Yo vengo a ofrecer mi corazón
Historia sobre villeros, y no la villa, con Ricardo Darín.
Como en El Bonaerense y en Leonera , Pablo Trapero vuelve a centrar a sus personajes en un ámbito específico –la Policía, la cárcel, aquí es la villa-, instituciones u organizaciones cuyos límites el protagonista tratará de flexibilizar, ya que dentro de los mismos el padre Julián -como Zapa en El Bonaerense , o Julia en Leonera - no se siente cómodo ante lo que ve. Cada uno sabrá cómo modificarlo, y cuánto los modifica a ellos. Los personajes se mueven más en los márgenes que lo que burocráticamente las instituciones querrían.
No es lo mismo ser policía que cura, pero lo que Trapero sabe mantener es el tema: la integridad.
Julián es un cura villero, que sigue el sendero que trazaron muchos otros en la senda pastoral, con el padre Mugica como estandarte (el homenaje al sacerdote asesinado en 1974 es explícito en la trama, y también en la construcción del personaje central, que vive en Recoleta y mira por la ventana la Villa 31). La Iglesia junto a los habitantes de la villa están construyendo unas viviendas dignas para ellos, allí mismo, al lado del Elefante blanco, un enorme complejo que nunca se terminó, y Julián, más una asistente social (Martina Gusman) pelean codo a codo para que la tarea llegue a buen fin.
Trapero no hace un filme sobre la villa, si no acerca de los villeros. Deambula con su cámara por los pasillos, los muestra en sus actitudes diarias, destapa las desigualdades, evidencia la violencia social y la impunidad con que el narcotráfico se apodera de sus vidas y familias. Habla de la cultura villera desde afuera (los personajes centrales no son producto de la villa, sino que llegan para mejorarla) para comprenderla desde adentro.
El realismo (la utilización del plano secuencia, por caso, implica no realizar cortes en la toma y mostrar las cosas como son) se apodera del estilo de Trapero, un director que en la secuencia inicial demuestra qué gran puesta en escena es capaz de realizar.
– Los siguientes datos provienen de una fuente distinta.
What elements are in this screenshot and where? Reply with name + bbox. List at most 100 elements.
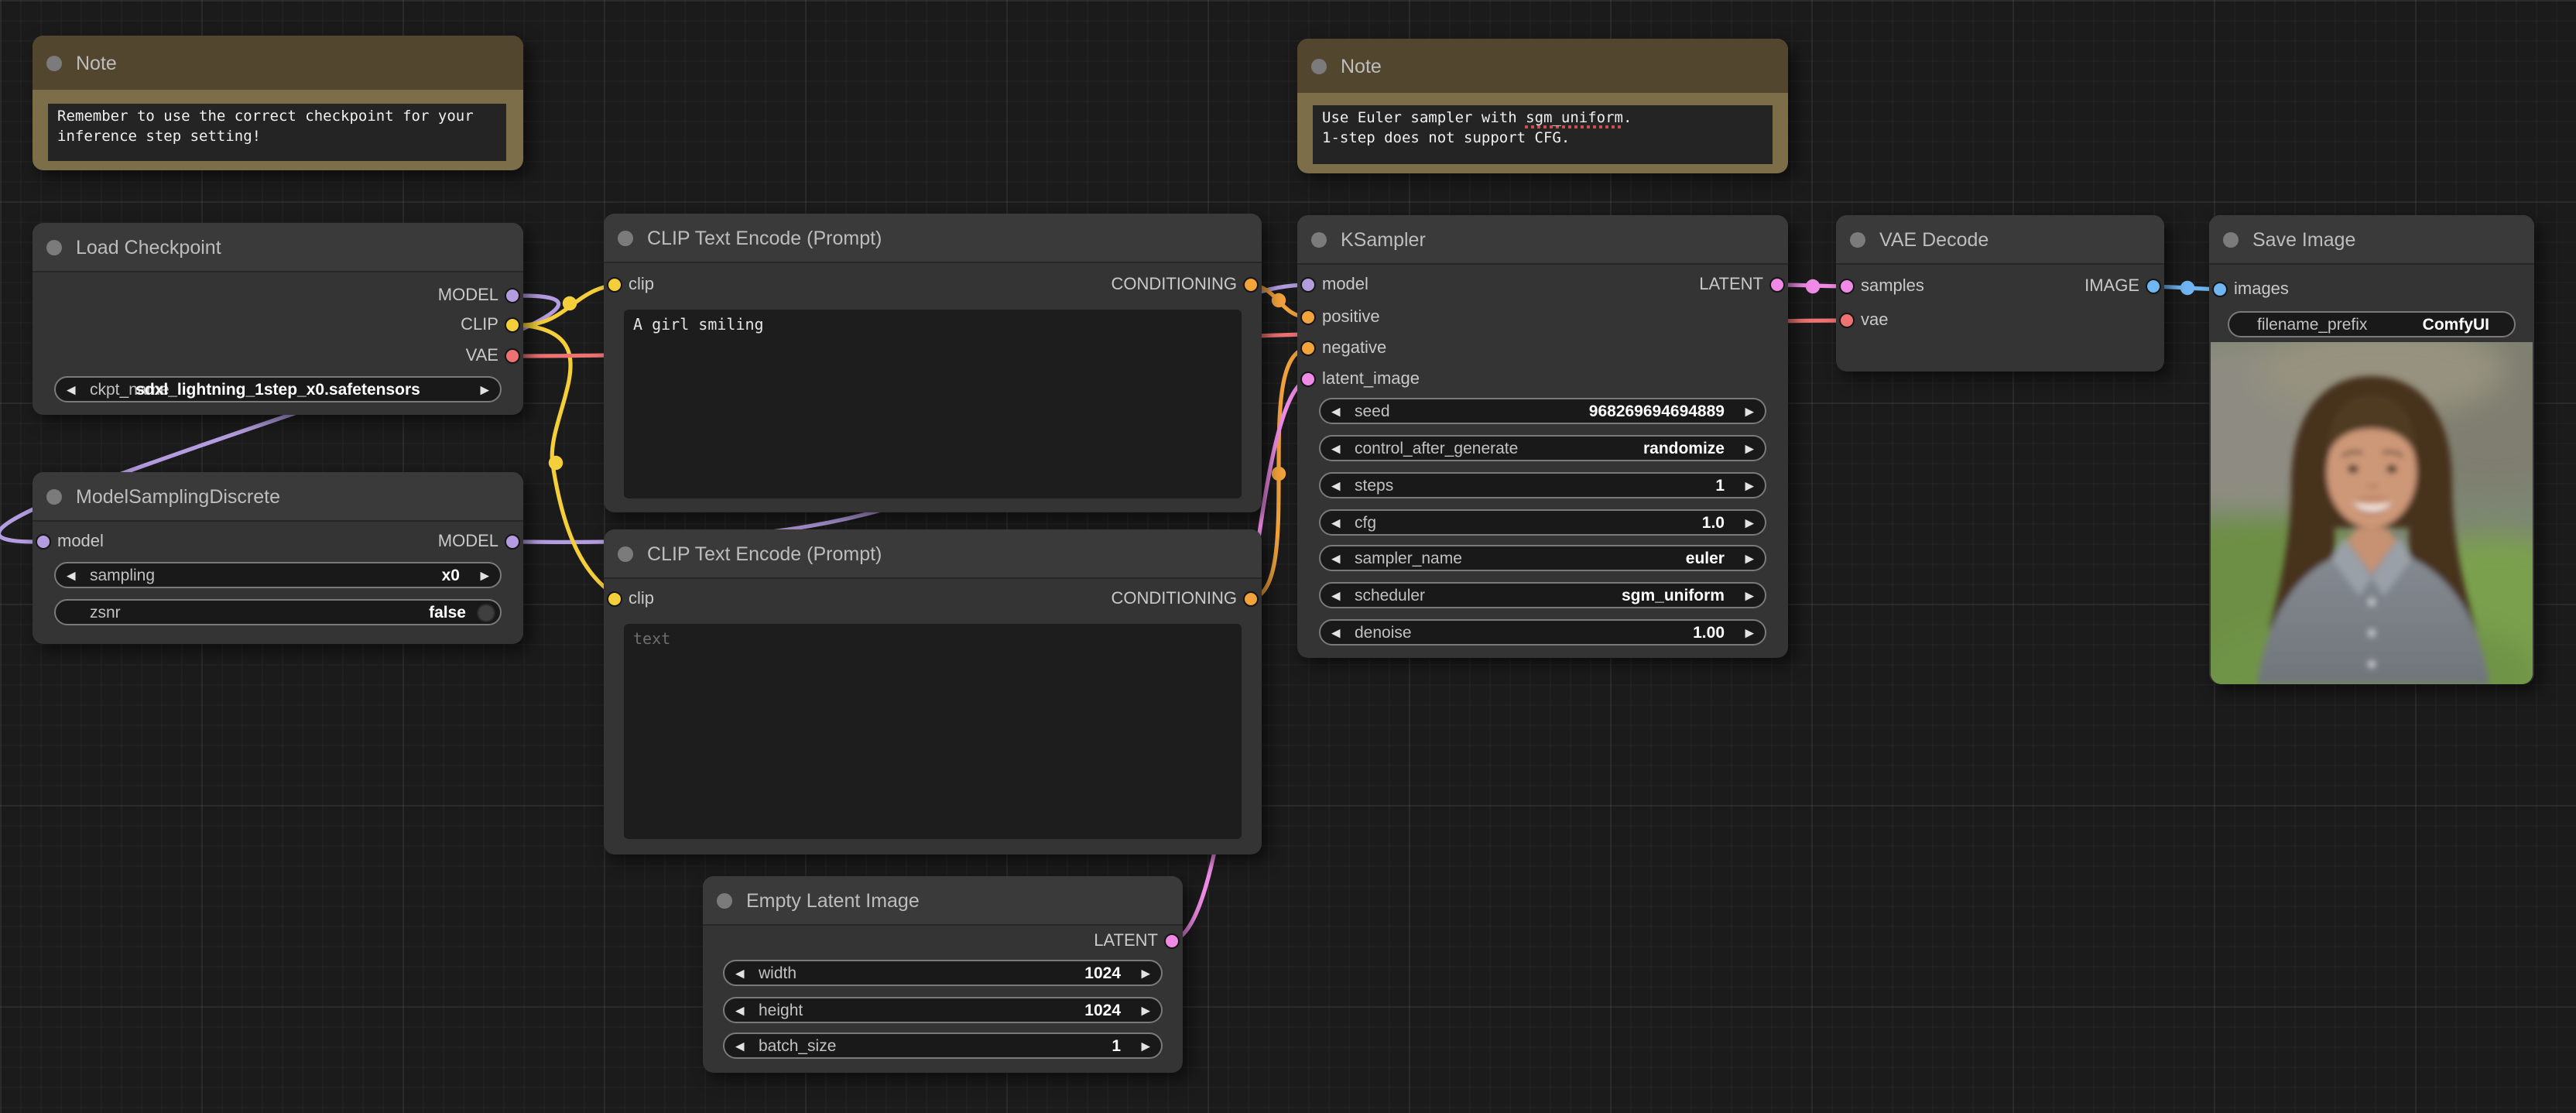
node-title: KSampler: [1341, 228, 1426, 250]
image-output-port[interactable]: [2146, 279, 2161, 294]
ckpt-name-widget[interactable]: ◀ ckpt_name sdxl_lightning_1step_x0.safe…: [54, 376, 502, 402]
collapse-dot-icon[interactable]: [46, 488, 62, 504]
clip-text-encode-negative-node[interactable]: CLIP Text Encode (Prompt) clip CONDITION…: [604, 529, 1262, 854]
steps-widget[interactable]: ◀ steps 1 ▶: [1319, 472, 1766, 498]
widget-prev-arrow-icon[interactable]: ◀: [1331, 479, 1341, 491]
clip-output-port[interactable]: [505, 317, 520, 333]
collapse-dot-icon[interactable]: [2223, 231, 2239, 247]
input-slot-images: images: [2209, 276, 2534, 303]
clip-negative-titlebar[interactable]: CLIP Text Encode (Prompt): [604, 529, 1262, 579]
note-node-right[interactable]: Note Use Euler sampler with sgm_uniform.…: [1297, 39, 1788, 173]
widget-next-arrow-icon[interactable]: ▶: [1745, 479, 1754, 491]
widget-prev-arrow-icon[interactable]: ◀: [735, 967, 745, 979]
sampling-widget[interactable]: ◀ sampling x0 ▶: [54, 562, 502, 588]
zsnr-toggle-widget[interactable]: zsnr false: [54, 599, 502, 625]
model-sampling-discrete-node[interactable]: ModelSamplingDiscrete model MODEL ◀ samp…: [33, 472, 523, 644]
collapse-dot-icon[interactable]: [46, 55, 62, 70]
negative-input-port[interactable]: [1300, 341, 1316, 356]
widget-prev-arrow-icon[interactable]: ◀: [67, 569, 76, 581]
widget-next-arrow-icon[interactable]: ▶: [480, 383, 489, 396]
note-left-text[interactable]: Remember to use the correct checkpoint f…: [48, 104, 506, 161]
note-left-titlebar[interactable]: Note: [33, 36, 523, 90]
widget-next-arrow-icon[interactable]: ▶: [1745, 589, 1754, 601]
conditioning-output-port[interactable]: [1243, 591, 1259, 607]
widget-prev-arrow-icon[interactable]: ◀: [1331, 589, 1341, 601]
clip-text-encode-positive-node[interactable]: CLIP Text Encode (Prompt) clip CONDITION…: [604, 214, 1262, 512]
clip-input-port[interactable]: [607, 591, 622, 607]
io-slot-model: model MODEL: [33, 528, 523, 556]
collapse-dot-icon[interactable]: [1311, 231, 1327, 247]
vae-decode-node[interactable]: VAE Decode samples IMAGE vae: [1836, 215, 2164, 372]
widget-prev-arrow-icon[interactable]: ◀: [735, 1039, 745, 1052]
node-graph-canvas[interactable]: Note Remember to use the correct checkpo…: [0, 0, 2576, 1113]
images-input-port[interactable]: [2212, 282, 2228, 297]
widget-prev-arrow-icon[interactable]: ◀: [1331, 552, 1341, 564]
io-slot-clip: clip CONDITIONING: [604, 585, 1262, 613]
vae-decode-titlebar[interactable]: VAE Decode: [1836, 215, 2164, 265]
positive-input-port[interactable]: [1300, 310, 1316, 325]
widget-next-arrow-icon[interactable]: ▶: [1745, 442, 1754, 454]
note-right-titlebar[interactable]: Note: [1297, 39, 1788, 93]
model-output-port[interactable]: [505, 288, 520, 303]
collapse-dot-icon[interactable]: [717, 892, 732, 908]
input-slot-positive: positive: [1297, 303, 1788, 331]
collapse-dot-icon[interactable]: [618, 230, 633, 245]
collapse-dot-icon[interactable]: [46, 239, 62, 255]
batch-size-widget[interactable]: ◀ batch_size 1 ▶: [723, 1033, 1163, 1059]
widget-next-arrow-icon[interactable]: ▶: [1745, 405, 1754, 417]
empty-latent-image-node[interactable]: Empty Latent Image LATENT ◀ width 1024 ▶…: [703, 876, 1183, 1073]
ksampler-node[interactable]: KSampler model LATENT positive negative …: [1297, 215, 1788, 658]
denoise-widget[interactable]: ◀ denoise 1.00 ▶: [1319, 619, 1766, 646]
widget-next-arrow-icon[interactable]: ▶: [480, 569, 489, 581]
latent-output-port[interactable]: [1769, 277, 1785, 293]
positive-prompt-textarea[interactable]: A girl smiling: [624, 310, 1242, 498]
collapse-dot-icon[interactable]: [618, 546, 633, 561]
collapse-dot-icon[interactable]: [1311, 58, 1327, 74]
widget-next-arrow-icon[interactable]: ▶: [1745, 516, 1754, 529]
widget-next-arrow-icon[interactable]: ▶: [1141, 1004, 1150, 1016]
widget-next-arrow-icon[interactable]: ▶: [1141, 967, 1150, 979]
cfg-widget[interactable]: ◀ cfg 1.0 ▶: [1319, 509, 1766, 536]
widget-next-arrow-icon[interactable]: ▶: [1745, 552, 1754, 564]
height-widget[interactable]: ◀ height 1024 ▶: [723, 997, 1163, 1023]
model-output-port[interactable]: [505, 534, 520, 550]
load-checkpoint-titlebar[interactable]: Load Checkpoint: [33, 223, 523, 272]
node-title: Save Image: [2252, 228, 2356, 250]
empty-latent-titlebar[interactable]: Empty Latent Image: [703, 876, 1183, 926]
model-sampling-titlebar[interactable]: ModelSamplingDiscrete: [33, 472, 523, 522]
widget-prev-arrow-icon[interactable]: ◀: [1331, 626, 1341, 639]
sampler-name-widget[interactable]: ◀ sampler_name euler ▶: [1319, 545, 1766, 571]
width-widget[interactable]: ◀ width 1024 ▶: [723, 960, 1163, 986]
control-after-generate-widget[interactable]: ◀ control_after_generate randomize ▶: [1319, 435, 1766, 461]
widget-prev-arrow-icon[interactable]: ◀: [1331, 442, 1341, 454]
latent-image-input-port[interactable]: [1300, 372, 1316, 387]
samples-input-port[interactable]: [1839, 279, 1855, 294]
load-checkpoint-node[interactable]: Load Checkpoint MODEL CLIP VAE ◀ ckpt_na…: [33, 223, 523, 415]
save-image-node[interactable]: Save Image images filename_prefix ComfyU…: [2209, 215, 2534, 684]
seed-widget[interactable]: ◀ seed 968269694694889 ▶: [1319, 398, 1766, 424]
widget-prev-arrow-icon[interactable]: ◀: [735, 1004, 745, 1016]
widget-next-arrow-icon[interactable]: ▶: [1745, 626, 1754, 639]
vae-output-port[interactable]: [505, 348, 520, 364]
clip-positive-titlebar[interactable]: CLIP Text Encode (Prompt): [604, 214, 1262, 263]
widget-next-arrow-icon[interactable]: ▶: [1141, 1039, 1150, 1052]
scheduler-widget[interactable]: ◀ scheduler sgm_uniform ▶: [1319, 582, 1766, 608]
latent-output-port[interactable]: [1164, 933, 1180, 949]
note-node-left[interactable]: Note Remember to use the correct checkpo…: [33, 36, 523, 170]
output-slot-latent: LATENT: [703, 927, 1183, 955]
conditioning-output-port[interactable]: [1243, 277, 1259, 293]
note-right-text[interactable]: Use Euler sampler with sgm_uniform. 1-ste…: [1313, 105, 1773, 164]
ksampler-titlebar[interactable]: KSampler: [1297, 215, 1788, 265]
clip-input-port[interactable]: [607, 277, 622, 293]
model-input-port[interactable]: [36, 534, 51, 550]
widget-prev-arrow-icon[interactable]: ◀: [67, 383, 76, 396]
vae-input-port[interactable]: [1839, 313, 1855, 328]
save-image-titlebar[interactable]: Save Image: [2209, 215, 2534, 265]
boolean-toggle-knob[interactable]: [477, 603, 495, 622]
widget-prev-arrow-icon[interactable]: ◀: [1331, 405, 1341, 417]
model-input-port[interactable]: [1300, 277, 1316, 293]
negative-prompt-textarea[interactable]: text: [624, 624, 1242, 839]
widget-prev-arrow-icon[interactable]: ◀: [1331, 516, 1341, 529]
collapse-dot-icon[interactable]: [1850, 231, 1865, 247]
filename-prefix-widget[interactable]: filename_prefix ComfyUI: [2228, 311, 2516, 337]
Elefante blanco , de nuevo como El Bonaerense y Leonera , marcha a partir de un protagonista. Julián tiene muchos frentes a los que estar atento –la función sacerdotal, la seguridad en la villa, las trabas de la Iglesia, y su salud- y cuando la cámara se aboca a seguir a otros personajes, su figura se agiganta en cuanto reaparece.
¿Por qué? Porque Julián, cuando está terminando el filme, no es el mismo que fue a rescatar a Nicolás -un cura belga que no pudo impedir la masacre de una población indígena en el Amazonas en manos de los narcos- para que lo ayude en Buenos Aires. Lo que suceda en la villa podrá seguir siendo siempre lo mismo, pero lo que le pasa a los personajes, no.
Se podrá estar en desacuerdo con algunos procederes del trío protagónico, o cómo Trapero y sus guionistas deciden que termine cada uno de ellos en la historia. Pero la riqueza surge en la confrontación, en las contradicciones de Julián, de Nicolás y de Luciana.
Ricardo Darín compone con una ductilidad encomiable, para que los distintos estados de ánimo por los que atraviesa Julián peguen hondo en el espectador. Jérémie Renier, habitual en los filmes de los hermanos Dardenne, se aleja del típico personaje extranjero que mira lo que sucede, confiriéndole nervio y sangre cuando así lo requiere la historia, y Martina Gusman, menos protagónica que en Leonera y Carancho , construye, maneja con sus miradas más que con su cuerpo todo lo que pasa por dentro de Luciana.